23 Juin 2006, 11:15am

Publié par Fabien Besnard

Je viens d'achever la lecture du livre "Le suffrage universel inachevé" de Michel Balinski. Ce livre aborde des questions très peu discutées en France, en tout cas médiatiquement. C'est fort malheureux car elles sont essentielles pour la démocratie : il s'agit ni plus ni moins que de réaliser le slogan "un homme, une voix". On aurait tort de croire que le suffrage universel tel qu'il est pratiqué aujourd'hui en France est le fin mot de l'histoire. En effet, il ne suffit pas que chacun ait le droit de vote, encore faut-il que les voix de chacun aient le même poids.
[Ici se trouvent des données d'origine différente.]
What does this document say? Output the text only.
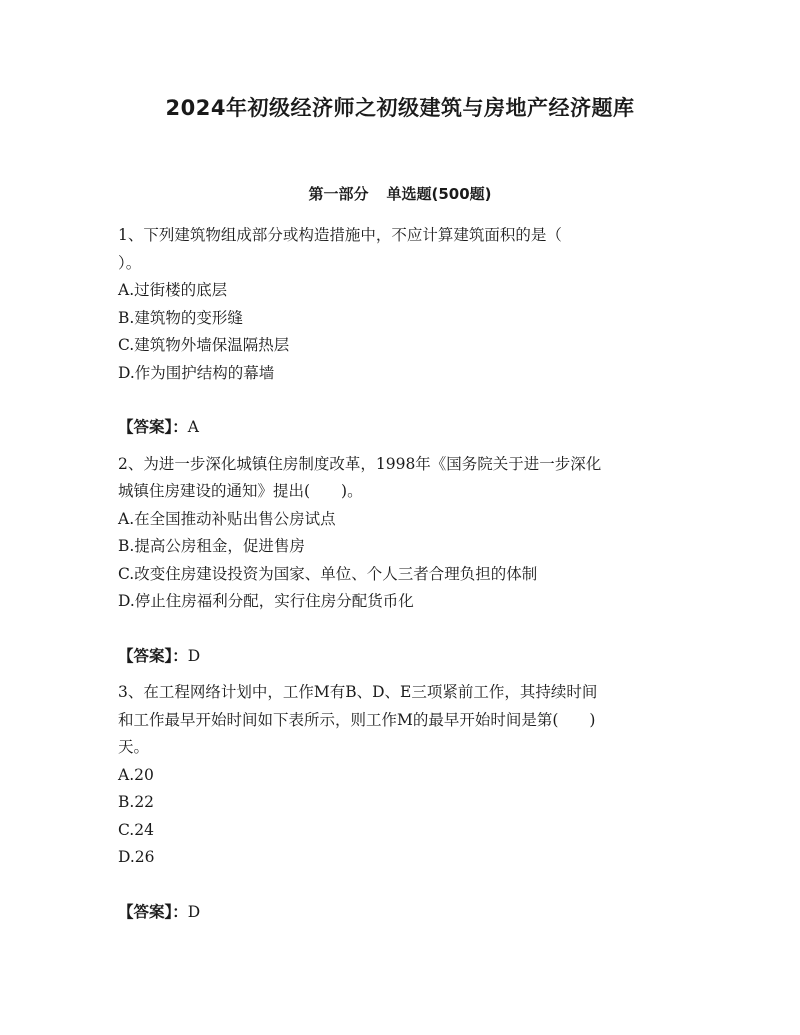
2024年初级经济师之初级建筑与房地产经济题库
第一部分 单选题(500题)

1、下列建筑物组成部分或构造措施中，不应计算建筑面积的是（

）。

A.过街楼的底层

B.建筑物的变形缝

C.建筑物外墙保温隔热层

D.作为围护结构的幕墙

【答案】：A

2、为进一步深化城镇住房制度改革，1998年《国务院关于进一步深化

城镇住房建设的通知》提出(　　)。

A.在全国推动补贴出售公房试点

B.提高公房租金，促进售房

C.改变住房建设投资为国家、单位、个人三者合理负担的体制

D.停止住房福利分配，实行住房分配货币化

【答案】：D

3、在工程网络计划中，工作M有B、D、E三项紧前工作，其持续时间

和工作最早开始时间如下表所示，则工作M的最早开始时间是第(　　)

天。

A.20

B.22

C.24

D.26

【答案】：D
Or cela n'est pas assuré, et loin s'en faut, en pariculier pour les élections législatives. Le premier problème est celui du découpage des circonscriptions. Balinski rappelle que la 2e circonscription de Lozère compte 34 374 habitants, tandis que la 2e du Val d'Oise en compte 188 200 (rappelons qu'il y a un député par circonscription). La voix d'un habitant de la 2e de Lozère pèse donc 5,5 fois plus que celle d'un habitant de la 2e du Val d'Oise. Rien ne saurait justifier une telle inégalité. Le silence de la classe politique devant une telle question en dit long sur son éloignement des principes fondateurs de la République. Ces principes sont en effet sacrifiés au bénéfice de la population rurale qui est sacralisée en France (rappelons que les ruraux sont déjà outrageusement sur-représentés au Sénat). On pourrait mutliplier les exemples d'inégalités dans l'actuelle répartitions des députés : il arrive qu'un département moins peuplé ait plus de députés qu'un département plus peuplé, par exemple la Saône-et-Loire a un député de plus que la Réunion, mais... 160 000 habitants de moins ! L'égalité des citoyens exigerait que les circonscriptions aient à peu près le même nombre d'habitants, et on s'étonne qu'un principe aussi fondamental pour le fonctionnement d'une démocratie représentative soit absent de notre Constitution. Balinski rappelle qu'au contraire, la classe politique française a toujours considéré les règles électorales comme affaire de circonstance, et que les tripatouillages les plus indécents se sont succédés, généralement hors de la vue des électeurs (on peut tout-de-même s'étonner du silence des médias, qui là encore ont perdu une occasion de jouer leur rôle de contre-pouvoir).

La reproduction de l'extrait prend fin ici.